Screening versus Diagnostic Testing
There are two kinds of testing that can be done during a pregnancy - diagnostic testing such as amniocentesis and chorionic villi sampling (CVS), and screening testing such as ultrasound (sonogram) and maternal serum screening tests. A screening test can never give you a firm diagnosis - a screening tests simply tells you if you have a slightly higher risk to have a baby with Down syndrome. A diagnostic test on other hand, gives you a firm diagnosis.
Down syndrome can be diagnosed in pregnancy by diagnostic tests such as amniocentesis or chorionic villi sampling (CVS). These are considered optional tests during pregnancy which means that it is your choice whether or not to have this testing. It is recommended that women considering testing speak with a genetic counselor to review their risks and to discuss risks and benefits of these procedures before making their decision about testing
The results of amniocentesis and CVS will give you a picture of the fetus’s chromosomes and the diagnosis of Down syndrome is very straightforward. Infants with Down syndrome have an extra number 21 chromosome for a total of 47 chromosomes rather than 46.
An ultrasound, also know as a sonogram, is a test done during pregnancy which uses sound waves to generate a picture or image of the fetus. Occasionally, but not always, infants with Down syndrome show signs on an ultrasound that can make your doctor suspect that the fetus may have Down syndrome.
Some of these signs seen on an ultrasound include:
- a decrease in femur length (a bone in the leg)
- an increase in the skin behind the neck (called nuchal translucency)
- choroid plexus cysts (cysts in a section of the brain that produces spinal fluid
- heart defects
- gastrointestinal defects
While any of these signs may make your doctor suspicious, Down syndrome cannot be diagnosed based on ultrasound findings alone. These findings simply suggest that there is a slightly higher risk that the fetus may have Down syndrome and your doctor will recommend that your consider having an amniocentesis or CVS to confirm the diagnosis.

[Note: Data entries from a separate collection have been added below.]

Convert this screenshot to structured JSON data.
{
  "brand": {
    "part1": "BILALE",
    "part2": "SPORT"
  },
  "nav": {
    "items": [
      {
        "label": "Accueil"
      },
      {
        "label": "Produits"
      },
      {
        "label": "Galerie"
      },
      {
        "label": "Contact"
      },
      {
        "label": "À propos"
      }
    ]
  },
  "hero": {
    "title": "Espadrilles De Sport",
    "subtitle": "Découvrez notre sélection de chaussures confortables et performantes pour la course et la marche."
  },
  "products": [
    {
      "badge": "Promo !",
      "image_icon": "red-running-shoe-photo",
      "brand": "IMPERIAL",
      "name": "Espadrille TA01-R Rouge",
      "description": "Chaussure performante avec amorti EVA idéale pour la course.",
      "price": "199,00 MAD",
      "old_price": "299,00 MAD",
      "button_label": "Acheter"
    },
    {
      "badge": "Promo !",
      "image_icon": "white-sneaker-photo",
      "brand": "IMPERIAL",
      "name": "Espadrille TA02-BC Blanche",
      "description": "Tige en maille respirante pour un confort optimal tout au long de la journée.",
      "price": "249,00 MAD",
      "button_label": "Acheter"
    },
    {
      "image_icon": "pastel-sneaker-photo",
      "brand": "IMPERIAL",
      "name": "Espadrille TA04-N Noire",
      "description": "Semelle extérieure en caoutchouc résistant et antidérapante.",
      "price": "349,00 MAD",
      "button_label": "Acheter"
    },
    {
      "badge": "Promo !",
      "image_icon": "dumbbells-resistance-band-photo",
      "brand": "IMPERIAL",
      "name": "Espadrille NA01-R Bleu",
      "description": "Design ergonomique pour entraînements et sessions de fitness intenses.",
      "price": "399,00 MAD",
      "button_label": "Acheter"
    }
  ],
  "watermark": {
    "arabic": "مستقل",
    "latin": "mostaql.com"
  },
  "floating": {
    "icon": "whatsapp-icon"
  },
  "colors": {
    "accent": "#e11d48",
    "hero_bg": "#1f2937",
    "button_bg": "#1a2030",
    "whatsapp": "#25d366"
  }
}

Maternal serum screening tests
Because a mother and her fetus share a circulation system, it is possible to look for certain substances made by the fetus in the mom’s bloodstream. By measuring the amount of these substances at a specific point in pregnancy, it is possible to estimate the risk for the baby to have Down syndrome. There are now numerous different maternal serum screening tests some of which are done in the first trimester and some of which are done in the second trimester. A relatively new form of screening is called integrated screening. This screening test uses a combination of maternal serum screening and ultrasound to generate a estimate of the chance for the baby to have Down syndrome.
It is important to remember that screening tests cannot tell for sure if your baby has Down syndrome. The test results simply indicate if your risk is higher than someone else your age. If your screening test is positive, it simply means your risk of having a baby with Down syndrome is higher than other women your age. But even with a positive screening test, most women will have babies without Down syndrome. Conversely, a negative screening means that the chance of Down syndrome is low but not zero. It doesn't guarantee a baby without Down syndrome. It is up to each woman to decide which approach - screening, diagnostic testing or no testing at all - is right for her.
National Institute of Child Health and Human Development (NICHD), Facts about Down Syndrome. 2008.
Newberger, D., Down Syndrome: Prenatal Risk Assessment and Diagnosis. American Family Physician. 2001.